For all of its drama this book is more a more low-key affair than both of the Crabs books mentioned above. It’s that slower more calculating air that feels like a response to the actions of the preceding story (even though it isn’t) and fleshes out the mentality and character, as far as it is able to do with a tribe sea dwelling psychopaths.
The crabs themselves are an interesting bunch, the origins of the crabs are revealed in a strangely muted and almost off-hand way, which leaves a lot open to speculation, having said that for a book of this nature, nothing technical is demanded, you see the flow and with it you go. it is interesting that over three books I have read the witnesses can’t seem to decide on a standard crab size, which is quite annoying when your scale is forever being altered. They are variously described as being as big as a dog, donkey, sheep, cow and horse.
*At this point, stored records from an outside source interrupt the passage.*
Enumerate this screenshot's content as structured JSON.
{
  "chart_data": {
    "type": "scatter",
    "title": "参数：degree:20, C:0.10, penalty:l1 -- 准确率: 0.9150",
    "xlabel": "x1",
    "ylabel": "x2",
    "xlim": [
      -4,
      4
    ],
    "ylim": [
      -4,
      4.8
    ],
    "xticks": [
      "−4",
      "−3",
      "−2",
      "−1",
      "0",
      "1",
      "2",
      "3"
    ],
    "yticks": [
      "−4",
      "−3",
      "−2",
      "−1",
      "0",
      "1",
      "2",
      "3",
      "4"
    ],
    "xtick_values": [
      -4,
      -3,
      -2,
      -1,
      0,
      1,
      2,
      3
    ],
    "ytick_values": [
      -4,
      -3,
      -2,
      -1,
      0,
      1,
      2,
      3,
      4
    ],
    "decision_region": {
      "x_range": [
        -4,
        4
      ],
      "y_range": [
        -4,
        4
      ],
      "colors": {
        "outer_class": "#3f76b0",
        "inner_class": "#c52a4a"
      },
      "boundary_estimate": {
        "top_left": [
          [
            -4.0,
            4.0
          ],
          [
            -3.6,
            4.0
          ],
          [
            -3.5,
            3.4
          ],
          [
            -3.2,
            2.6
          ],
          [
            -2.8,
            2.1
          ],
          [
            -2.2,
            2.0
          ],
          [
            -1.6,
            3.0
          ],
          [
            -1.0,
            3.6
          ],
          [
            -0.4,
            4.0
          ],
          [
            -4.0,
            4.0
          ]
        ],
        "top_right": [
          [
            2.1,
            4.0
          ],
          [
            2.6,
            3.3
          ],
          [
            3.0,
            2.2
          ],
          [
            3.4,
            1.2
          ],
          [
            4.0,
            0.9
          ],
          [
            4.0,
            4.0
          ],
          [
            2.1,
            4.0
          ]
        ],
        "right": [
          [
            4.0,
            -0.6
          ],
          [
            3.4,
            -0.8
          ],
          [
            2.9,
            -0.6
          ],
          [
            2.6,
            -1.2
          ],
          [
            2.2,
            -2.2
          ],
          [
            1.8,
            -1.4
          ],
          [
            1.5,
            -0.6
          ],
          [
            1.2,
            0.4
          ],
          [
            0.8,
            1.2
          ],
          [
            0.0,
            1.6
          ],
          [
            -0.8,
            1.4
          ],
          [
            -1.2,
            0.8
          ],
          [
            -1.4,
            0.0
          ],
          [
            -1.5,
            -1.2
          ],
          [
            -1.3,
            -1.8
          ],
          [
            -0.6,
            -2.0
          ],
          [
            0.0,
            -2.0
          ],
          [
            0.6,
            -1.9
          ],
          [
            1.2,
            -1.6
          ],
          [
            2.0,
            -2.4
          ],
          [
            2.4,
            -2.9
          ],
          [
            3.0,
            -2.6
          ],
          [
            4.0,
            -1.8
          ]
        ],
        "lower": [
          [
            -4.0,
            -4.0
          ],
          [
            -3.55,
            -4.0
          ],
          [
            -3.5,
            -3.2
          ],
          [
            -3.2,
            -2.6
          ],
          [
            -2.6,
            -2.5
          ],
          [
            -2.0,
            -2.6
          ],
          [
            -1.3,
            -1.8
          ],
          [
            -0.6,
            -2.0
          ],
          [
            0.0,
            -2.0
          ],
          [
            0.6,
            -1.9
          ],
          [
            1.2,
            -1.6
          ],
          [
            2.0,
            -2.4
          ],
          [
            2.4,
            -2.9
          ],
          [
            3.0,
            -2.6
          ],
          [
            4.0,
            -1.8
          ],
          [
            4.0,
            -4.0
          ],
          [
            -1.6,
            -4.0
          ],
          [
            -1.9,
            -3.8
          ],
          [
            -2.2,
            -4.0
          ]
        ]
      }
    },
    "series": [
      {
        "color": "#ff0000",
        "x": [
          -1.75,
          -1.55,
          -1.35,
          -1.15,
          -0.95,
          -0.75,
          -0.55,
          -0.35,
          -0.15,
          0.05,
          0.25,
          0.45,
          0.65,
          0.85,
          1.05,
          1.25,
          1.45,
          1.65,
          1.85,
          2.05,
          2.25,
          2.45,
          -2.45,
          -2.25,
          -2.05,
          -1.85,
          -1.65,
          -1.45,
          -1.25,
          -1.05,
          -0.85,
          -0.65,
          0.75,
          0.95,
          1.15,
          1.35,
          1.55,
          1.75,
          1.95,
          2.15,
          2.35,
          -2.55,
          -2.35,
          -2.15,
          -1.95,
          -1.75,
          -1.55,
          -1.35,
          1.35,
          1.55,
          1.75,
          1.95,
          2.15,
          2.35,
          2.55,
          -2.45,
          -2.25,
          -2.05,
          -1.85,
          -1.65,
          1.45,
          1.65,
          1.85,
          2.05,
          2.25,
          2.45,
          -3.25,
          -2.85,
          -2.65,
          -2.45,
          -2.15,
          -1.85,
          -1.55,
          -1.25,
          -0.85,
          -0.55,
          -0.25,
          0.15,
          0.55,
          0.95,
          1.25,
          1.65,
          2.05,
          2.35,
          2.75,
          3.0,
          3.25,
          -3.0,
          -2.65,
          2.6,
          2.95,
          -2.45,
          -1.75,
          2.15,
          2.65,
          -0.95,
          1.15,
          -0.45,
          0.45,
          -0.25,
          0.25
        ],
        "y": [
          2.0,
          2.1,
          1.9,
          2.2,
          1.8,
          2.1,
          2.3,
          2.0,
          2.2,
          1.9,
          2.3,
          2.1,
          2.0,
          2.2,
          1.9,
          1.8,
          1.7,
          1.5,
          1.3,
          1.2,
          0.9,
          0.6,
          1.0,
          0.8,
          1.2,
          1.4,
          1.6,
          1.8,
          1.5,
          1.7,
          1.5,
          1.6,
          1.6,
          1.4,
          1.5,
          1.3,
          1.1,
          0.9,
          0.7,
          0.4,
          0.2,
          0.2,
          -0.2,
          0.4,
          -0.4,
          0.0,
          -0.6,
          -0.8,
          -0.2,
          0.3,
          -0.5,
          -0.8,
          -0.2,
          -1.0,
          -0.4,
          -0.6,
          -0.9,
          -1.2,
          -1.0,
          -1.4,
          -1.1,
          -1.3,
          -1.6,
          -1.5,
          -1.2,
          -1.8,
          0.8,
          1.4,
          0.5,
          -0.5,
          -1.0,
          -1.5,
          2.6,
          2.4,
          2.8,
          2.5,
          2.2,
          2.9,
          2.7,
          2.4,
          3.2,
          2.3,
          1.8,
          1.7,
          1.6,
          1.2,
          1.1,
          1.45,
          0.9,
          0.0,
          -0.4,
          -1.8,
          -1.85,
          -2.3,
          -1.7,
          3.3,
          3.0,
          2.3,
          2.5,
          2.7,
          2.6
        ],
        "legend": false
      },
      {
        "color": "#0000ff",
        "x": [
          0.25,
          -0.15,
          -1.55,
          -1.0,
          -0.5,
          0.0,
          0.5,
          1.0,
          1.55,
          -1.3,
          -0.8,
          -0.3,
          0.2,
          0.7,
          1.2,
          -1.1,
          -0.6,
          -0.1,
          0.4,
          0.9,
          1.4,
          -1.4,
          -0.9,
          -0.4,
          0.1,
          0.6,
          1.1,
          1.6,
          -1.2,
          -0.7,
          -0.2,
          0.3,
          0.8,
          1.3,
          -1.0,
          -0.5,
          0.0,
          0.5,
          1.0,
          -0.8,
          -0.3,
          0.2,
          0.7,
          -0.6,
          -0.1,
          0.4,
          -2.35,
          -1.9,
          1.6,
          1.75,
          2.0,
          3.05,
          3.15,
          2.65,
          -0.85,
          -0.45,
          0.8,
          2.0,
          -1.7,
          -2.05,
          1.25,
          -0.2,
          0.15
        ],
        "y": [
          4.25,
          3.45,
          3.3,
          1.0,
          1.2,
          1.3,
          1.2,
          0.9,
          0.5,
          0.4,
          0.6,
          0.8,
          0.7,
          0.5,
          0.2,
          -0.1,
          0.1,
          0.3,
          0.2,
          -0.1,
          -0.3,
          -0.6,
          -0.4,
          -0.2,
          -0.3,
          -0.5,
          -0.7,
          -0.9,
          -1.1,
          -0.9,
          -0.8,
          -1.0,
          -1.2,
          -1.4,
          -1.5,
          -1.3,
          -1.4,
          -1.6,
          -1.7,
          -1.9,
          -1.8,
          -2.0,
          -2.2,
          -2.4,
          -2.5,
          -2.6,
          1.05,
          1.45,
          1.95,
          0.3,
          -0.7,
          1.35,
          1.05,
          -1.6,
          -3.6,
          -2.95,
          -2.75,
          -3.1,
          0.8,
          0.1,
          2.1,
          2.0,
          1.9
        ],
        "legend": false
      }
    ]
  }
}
It is nice to be able to pull something meaningful out of any book and this particular book can be views as a fitting allegory of the hunter and the hunted and how that can change through human intervention. Nature always wreaks its revenge in some form and this slightly epic way she goes about it is a chilling albeit strange and overly dramatic way to ask what our place on the planet and amongst other species is. It seems no coincidence that Cranlarich, the estate where the action takes place, is a place of hunting and that is as far as the humans’ symbiotic relationship with nature goes.
In amongst all the serious books, this short pulpy horror – with shameless ‘erotica’, is worth making time for, it’s decently paced, frequently hilarious and a great way to waste your hard-earned time. As a bonus you don’t have to have read any of the other books in the series to get the full enjoyment, just a willing suspension of disbelief and a lot of popcorn.